Она помолчала и потом спросила:
— Чудесная ночь, правда?
Да, ночь и впрямь была чудесная. Большая яркая луна, мерцающие звезды, мягкий ароматный воздух. Где-то стрекотали сверчки. В воздухе плыл запах цветов гардении. Внезапно близость Пегги, ощущение совсем рядом ее складного маленького тела возбудили Ронни; его со страшной силой потянуло к ней.
Где крылся источник этого притяжения, которое казалось несоразмерным с ее подлинными качествами? Может, дело в том, что она, как планета, вращалась вокруг солнца, которым был его отец, и, дав волю своей тяге к ней, Ронни более тесно связал бы себя с отцом, что, по-видимому, сейчас было важно для него? Он не знал, да, по правде говоря, и не хотел знать. В этом крылся корень его успеха в жизни — он всегда предпочитал не вникать в то, во что лучше не вникать.

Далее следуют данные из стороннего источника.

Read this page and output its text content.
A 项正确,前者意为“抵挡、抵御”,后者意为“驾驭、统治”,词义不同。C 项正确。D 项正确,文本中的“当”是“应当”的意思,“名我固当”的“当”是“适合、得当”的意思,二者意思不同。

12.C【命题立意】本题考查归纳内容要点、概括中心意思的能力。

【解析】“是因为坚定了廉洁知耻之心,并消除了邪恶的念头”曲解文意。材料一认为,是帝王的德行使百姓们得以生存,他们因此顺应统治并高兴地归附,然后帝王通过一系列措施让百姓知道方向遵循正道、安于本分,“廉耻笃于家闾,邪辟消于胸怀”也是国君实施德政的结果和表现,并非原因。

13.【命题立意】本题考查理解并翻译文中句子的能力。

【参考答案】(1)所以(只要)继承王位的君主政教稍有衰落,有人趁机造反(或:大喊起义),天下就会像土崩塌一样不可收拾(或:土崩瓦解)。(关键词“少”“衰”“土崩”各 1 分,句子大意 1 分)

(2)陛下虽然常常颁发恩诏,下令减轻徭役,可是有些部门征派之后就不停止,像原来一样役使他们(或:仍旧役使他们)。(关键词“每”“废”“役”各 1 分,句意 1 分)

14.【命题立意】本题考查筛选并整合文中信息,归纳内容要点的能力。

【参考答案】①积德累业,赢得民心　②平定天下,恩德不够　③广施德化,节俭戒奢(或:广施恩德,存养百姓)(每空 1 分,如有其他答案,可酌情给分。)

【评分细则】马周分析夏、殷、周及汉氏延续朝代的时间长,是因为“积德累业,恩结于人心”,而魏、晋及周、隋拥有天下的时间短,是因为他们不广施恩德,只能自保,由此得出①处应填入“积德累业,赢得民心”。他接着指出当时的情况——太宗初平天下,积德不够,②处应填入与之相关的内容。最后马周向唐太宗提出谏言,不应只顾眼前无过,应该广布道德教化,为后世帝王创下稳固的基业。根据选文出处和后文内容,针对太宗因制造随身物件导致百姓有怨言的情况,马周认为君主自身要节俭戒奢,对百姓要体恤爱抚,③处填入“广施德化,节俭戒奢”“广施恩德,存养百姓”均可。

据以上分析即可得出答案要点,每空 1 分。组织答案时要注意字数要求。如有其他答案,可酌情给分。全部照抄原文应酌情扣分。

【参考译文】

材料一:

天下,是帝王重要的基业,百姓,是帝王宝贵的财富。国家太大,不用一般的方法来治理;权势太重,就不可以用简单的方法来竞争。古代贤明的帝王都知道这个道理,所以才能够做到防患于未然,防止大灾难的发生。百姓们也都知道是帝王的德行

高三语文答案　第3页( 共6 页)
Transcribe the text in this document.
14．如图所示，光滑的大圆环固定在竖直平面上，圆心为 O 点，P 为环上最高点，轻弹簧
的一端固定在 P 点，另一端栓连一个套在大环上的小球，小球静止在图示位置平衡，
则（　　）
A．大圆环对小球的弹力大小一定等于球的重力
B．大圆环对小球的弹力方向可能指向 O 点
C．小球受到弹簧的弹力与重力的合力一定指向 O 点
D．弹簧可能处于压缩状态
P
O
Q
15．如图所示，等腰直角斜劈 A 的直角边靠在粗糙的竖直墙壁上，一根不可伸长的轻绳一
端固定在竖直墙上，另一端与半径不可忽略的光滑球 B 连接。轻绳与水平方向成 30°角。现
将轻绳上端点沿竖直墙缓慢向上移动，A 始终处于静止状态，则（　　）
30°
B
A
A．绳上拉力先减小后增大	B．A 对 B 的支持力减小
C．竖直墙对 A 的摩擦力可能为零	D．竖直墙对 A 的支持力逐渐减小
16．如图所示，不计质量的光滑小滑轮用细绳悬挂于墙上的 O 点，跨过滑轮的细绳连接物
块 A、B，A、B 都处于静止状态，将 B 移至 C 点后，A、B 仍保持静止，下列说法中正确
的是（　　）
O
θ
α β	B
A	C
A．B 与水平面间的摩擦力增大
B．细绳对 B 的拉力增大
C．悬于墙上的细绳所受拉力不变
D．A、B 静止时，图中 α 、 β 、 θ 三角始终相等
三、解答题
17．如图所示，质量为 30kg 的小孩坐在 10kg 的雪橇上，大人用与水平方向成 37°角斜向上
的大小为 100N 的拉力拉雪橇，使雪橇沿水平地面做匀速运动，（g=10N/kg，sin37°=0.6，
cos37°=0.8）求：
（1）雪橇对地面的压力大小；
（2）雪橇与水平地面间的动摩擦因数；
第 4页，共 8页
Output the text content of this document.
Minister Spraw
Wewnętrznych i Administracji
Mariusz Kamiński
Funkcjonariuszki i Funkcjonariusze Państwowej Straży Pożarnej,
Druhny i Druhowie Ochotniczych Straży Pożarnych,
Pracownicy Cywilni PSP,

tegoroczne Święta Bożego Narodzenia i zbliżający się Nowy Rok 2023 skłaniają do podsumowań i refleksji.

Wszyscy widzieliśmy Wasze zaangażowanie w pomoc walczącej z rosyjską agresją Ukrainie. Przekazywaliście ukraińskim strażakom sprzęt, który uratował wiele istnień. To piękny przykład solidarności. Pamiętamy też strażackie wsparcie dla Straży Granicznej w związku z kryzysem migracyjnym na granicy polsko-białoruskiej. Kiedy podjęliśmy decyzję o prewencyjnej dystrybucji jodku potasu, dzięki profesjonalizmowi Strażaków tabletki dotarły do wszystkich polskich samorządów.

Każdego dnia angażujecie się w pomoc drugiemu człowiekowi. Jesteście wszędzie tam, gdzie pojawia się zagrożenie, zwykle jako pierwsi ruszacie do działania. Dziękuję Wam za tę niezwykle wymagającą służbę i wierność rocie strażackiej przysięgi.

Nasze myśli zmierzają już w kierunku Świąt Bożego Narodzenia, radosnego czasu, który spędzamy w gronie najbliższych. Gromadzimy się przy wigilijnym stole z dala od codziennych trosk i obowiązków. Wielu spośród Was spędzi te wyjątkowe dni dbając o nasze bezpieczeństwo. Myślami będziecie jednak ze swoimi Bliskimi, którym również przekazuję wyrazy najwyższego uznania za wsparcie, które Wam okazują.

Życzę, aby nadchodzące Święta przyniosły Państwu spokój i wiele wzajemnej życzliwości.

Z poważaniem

— Здесь, в Южной Калифорнии, снега на Рождество не бывает,— сказал он после недолгой паузы,— но все равно хорошо, правда?
— Знаете ли, я никогда не видела снега. Разве что в кино
— А я видел. Я два года прожил в Мичигане, когда женился в первый раз. Снег замечательная штука. Он надоедает, если живешь среди него изо дня в день, но смотреть на него приятно, в особенности когда он падает. Каждый должен увидеть его хотя бы раз или два в жизни. Может, следующий трюк Пришельцев будет состоять в том, что в Калифорнии выпадет снег.
— Вы это серьезно?
— Нет, конечно. Но ведь никогда не знаешь, что им в голову придет, верно?
И как раз в этот самый момент в небе внезапно возникла ослепительная бело-голубая вспышка. Настолько мощная, что, казалось, все вокруг завибрировало.
— Гляньте-ка! — сказал Ронни.— Вифлеемская звезда снова появилась по требованию народа.
Но Пегги была не склонна шутить. Более того, она явно испугалась. Тяжело задышав, она прижалась к Ронни; он без колебаний обхватил ее за плечи.
Сверкающая точка на небе растянулась, превратившись в подобие кометы, по дуге пронеслась с юга на север, превратилась в размытое пятно и исчезла.
— Корабль Пришельцев,— сказал Ронни.— Повезли кому-то свои рождественские подарки.